Akeel Bilgrami is Johnsonian Professor of Philosophy and the former Director of the Heyman Center for the Humanities, at Columbia University. He holds a bachelor's in English literature from Bombay University, a bachelor's in philosophy, politics, and economics from Oxford University, where he was a Rhodes Scholar, and a Ph.D. from the University of Chicago, with a dissertation, "Meaning as Invariance," on the subject of the indeterminancy of translation and issues concerning realism and linguistic meaning. He joined Columbia University in 1985 after spending two years as an assistant professor at the University of Michigan, Ann Arbor.
Bilgrami has two relatively independent sets of intellectual interests--in the Philosophy of Mind and Language, and in Political Philosophy and Moral Psychology especially as they surface in politics, history, and culture. In the former, he has published a book in 1992 called Belief and Meaning (Blackwell) and another book published in 2006 called Self Knowledge and Resentment (Harvard University Press). He is presently working on a book on the relations between agency and practical reason.

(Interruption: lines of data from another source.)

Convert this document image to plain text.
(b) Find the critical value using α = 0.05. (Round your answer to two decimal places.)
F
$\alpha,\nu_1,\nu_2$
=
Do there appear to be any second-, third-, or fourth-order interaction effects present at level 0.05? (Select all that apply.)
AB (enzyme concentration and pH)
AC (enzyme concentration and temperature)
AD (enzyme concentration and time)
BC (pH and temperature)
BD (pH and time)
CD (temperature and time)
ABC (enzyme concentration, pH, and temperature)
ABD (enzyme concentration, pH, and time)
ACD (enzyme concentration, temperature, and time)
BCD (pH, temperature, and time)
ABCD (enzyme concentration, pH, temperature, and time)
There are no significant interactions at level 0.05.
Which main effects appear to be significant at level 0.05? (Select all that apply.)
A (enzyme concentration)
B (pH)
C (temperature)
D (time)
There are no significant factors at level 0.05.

In the latter, Bilgrami has written extensively on issues of secularism, identity, and also on a range of issues that emerge from Gandhi's philosophy, such as the transformation of the concept of nature into the concept of natural resources. His collection of essays called Politics and The Moral Psychology of Identity was released in 2011 from Harvard University Press. He is also contracted to publish two small books in the very near future, one called What is a Muslim? (Princeton University Press) and another on Gandhi's philosophy, situating Gandhi's thought in seventeenth century dissent in England and Europe and more broadly within the Radical Enlightenment and the radical strand in the Romantic tradition (Columbia University Press).
In this lecture, Bilgrami will address the issue of modern political thought from the point of view of the countries of the global South, where there is far less secularization than there is in the West and North. Gandhi's religiousity and its views and modern political assumptions will frame the talk.